MAC’s transformation is now entering a critical phase, with most leasing executed and the focus shifting to operationalizing new stores and realizing rent growth. The Annapolis Mall acquisition exemplifies disciplined capital deployment and asset selection. Execution on SNO pipeline conversion, asset sales, and permanent occupancy ramp will determine whether the company’s multi-year targets are met.

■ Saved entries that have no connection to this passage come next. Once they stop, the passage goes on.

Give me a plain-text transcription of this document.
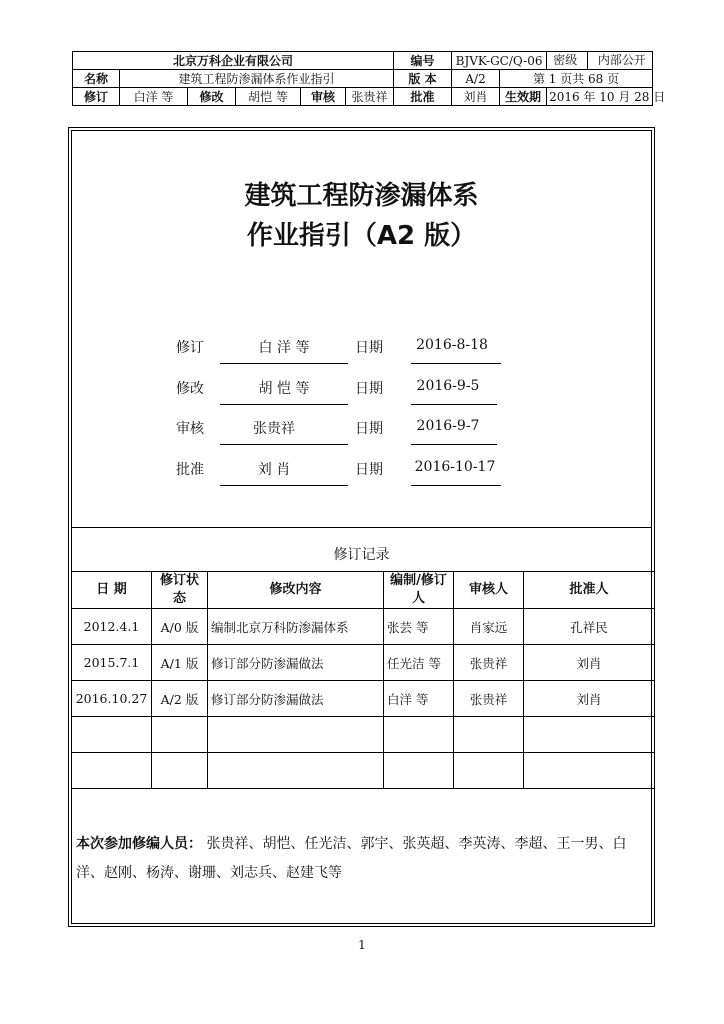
北京万科企业有限公司						编号	BJVK-GC/Q-06		密级 内部公开
名称	建筑工程防渗漏体系作业指引					版 本	A/2	第 1 页共 68 页	
修订	白洋 等	修改	胡恺 等	审核	张贵祥	批准	刘肖	生效期	2016 年 10 月 28 日
建筑工程防渗漏体系
作业指引（A2 版）
修订	白 洋 等	日期	2016-8-18
修改	胡 恺 等	日期	2016-9-5
审核	张贵祥	日期	2016-9-7
批准	刘 肖	日期	2016-10-17
修订记录
日 期	修订状态	修改内容	编制/修订人	审核人	批准人
2012.4.1	A/0 版	编制北京万科防渗漏体系	张芸 等	肖家远	孔祥民
2015.7.1	A/1 版	修订部分防渗漏做法	任光洁 等	张贵祥	刘肖
2016.10.27	A/2 版	修订部分防渗漏做法	白洋 等	张贵祥	刘肖

本次参加修编人员： 张贵祥、胡恺、任光洁、郭宇、张英超、李英涛、李超、王一男、白洋、赵刚、杨涛、谢珊、刘志兵、赵建飞等
1
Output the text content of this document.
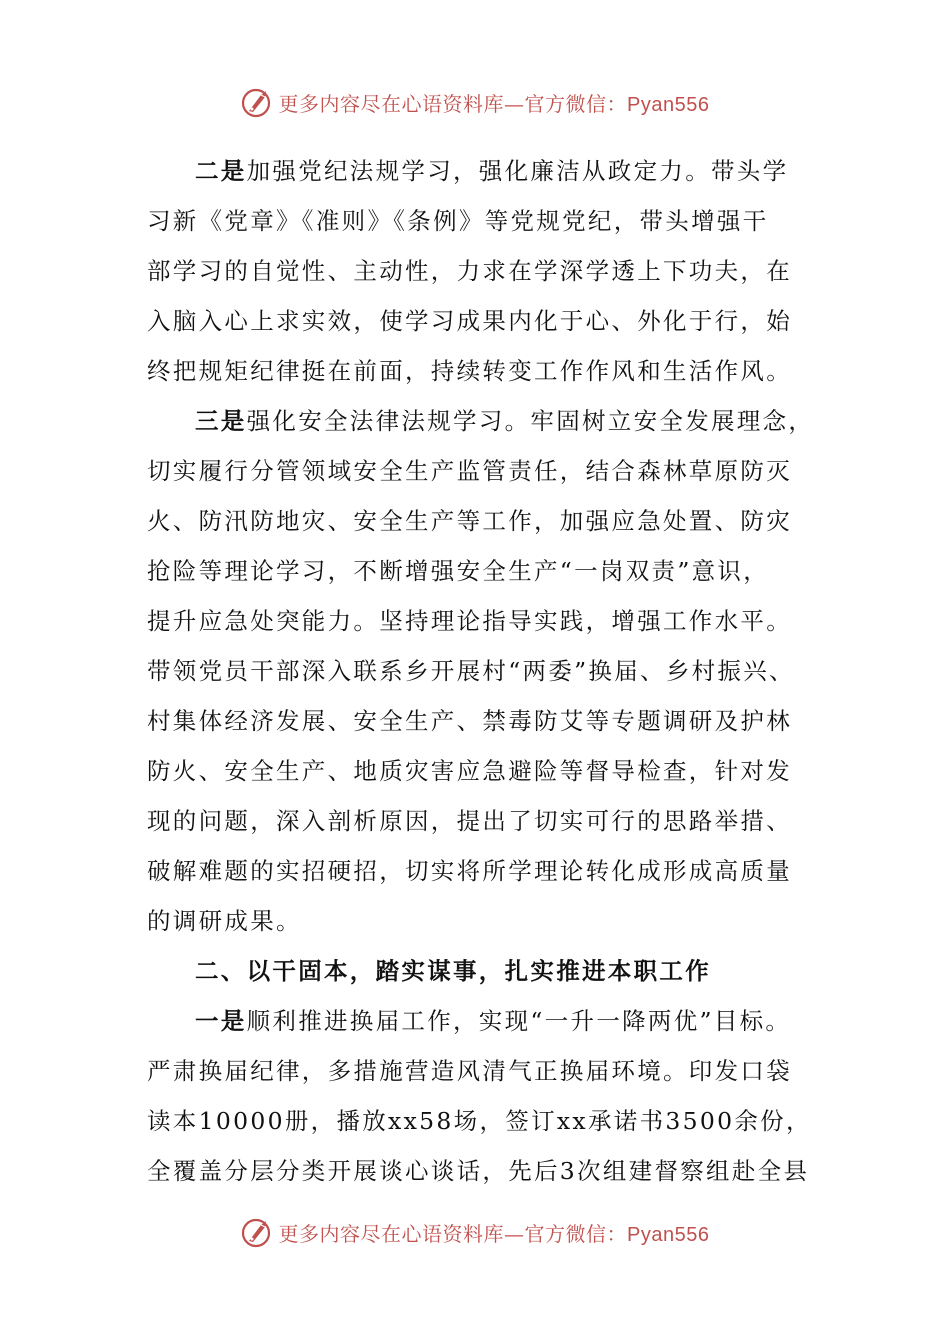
更多内容尽在心语资料库—官方微信：Pyan556
二是加强党纪法规学习，强化廉洁从政定力。带头学
习新《党章》《准则》《条例》等党规党纪，带头增强干
部学习的自觉性、主动性，力求在学深学透上下功夫，在
入脑入心上求实效，使学习成果内化于心、外化于行，始
终把规矩纪律挺在前面，持续转变工作作风和生活作风。
三是强化安全法律法规学习。牢固树立安全发展理念，
切实履行分管领域安全生产监管责任，结合森林草原防灭
火、防汛防地灾、安全生产等工作，加强应急处置、防灾
抢险等理论学习，不断增强安全生产“一岗双责”意识，
提升应急处突能力。坚持理论指导实践，增强工作水平。
带领党员干部深入联系乡开展村“两委”换届、乡村振兴、
村集体经济发展、安全生产、禁毒防艾等专题调研及护林
防火、安全生产、地质灾害应急避险等督导检查，针对发
现的问题，深入剖析原因，提出了切实可行的思路举措、
破解难题的实招硬招，切实将所学理论转化成形成高质量
的调研成果。
二、以干固本，踏实谋事，扎实推进本职工作
一是顺利推进换届工作，实现“一升一降两优”目标。
严肃换届纪律，多措施营造风清气正换届环境。印发口袋
读本10000册，播放xx58场，签订xx承诺书3500余份，
全覆盖分层分类开展谈心谈话，先后3次组建督察组赴全县
更多内容尽在心语资料库—官方微信：Pyan556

  • NOI Visibility: SNO pipeline and leasing progress provide multi-year growth visibility, but timing of commencements is key.
  • Asset Quality and Capital Allocation: Annapolis Mall acquisition demonstrates MAC’s focus on high-yield, Class A assets in supply-constrained markets.
  • Execution Watchpoint: Investors should track the pace of store openings, asset sales, and occupancy ramp as leading indicators of target achievement.

Conclusion

MAC’s Q1 2026 results underscore a business in the midst of a successful but complex transformation, with multi-year growth engines in place but execution risk remaining. The company’s disciplined approach to leasing, asset management, and capital allocation positions it well for NOI and FFO growth, provided operational milestones are met on schedule.

Industry Read-Through

MAC’s results highlight a broader shift in the mall REIT sector: Class A regional malls in affluent, supply-constrained markets are consolidating share as weaker centers exit the landscape. The focus on merchandising mix, experiential anchors, and omnichannel relevance is becoming table stakes for sustainable growth. The SNO leasing model offers visibility but also raises the bar for execution. For peers, asset quality, anchor redevelopment, and balance sheet flexibility will increasingly differentiate winners from laggards as the retail landscape evolves. The Gen Z demographic’s preference for physical retail and experience-driven shopping is an emerging secular tailwind for best-in-class operators.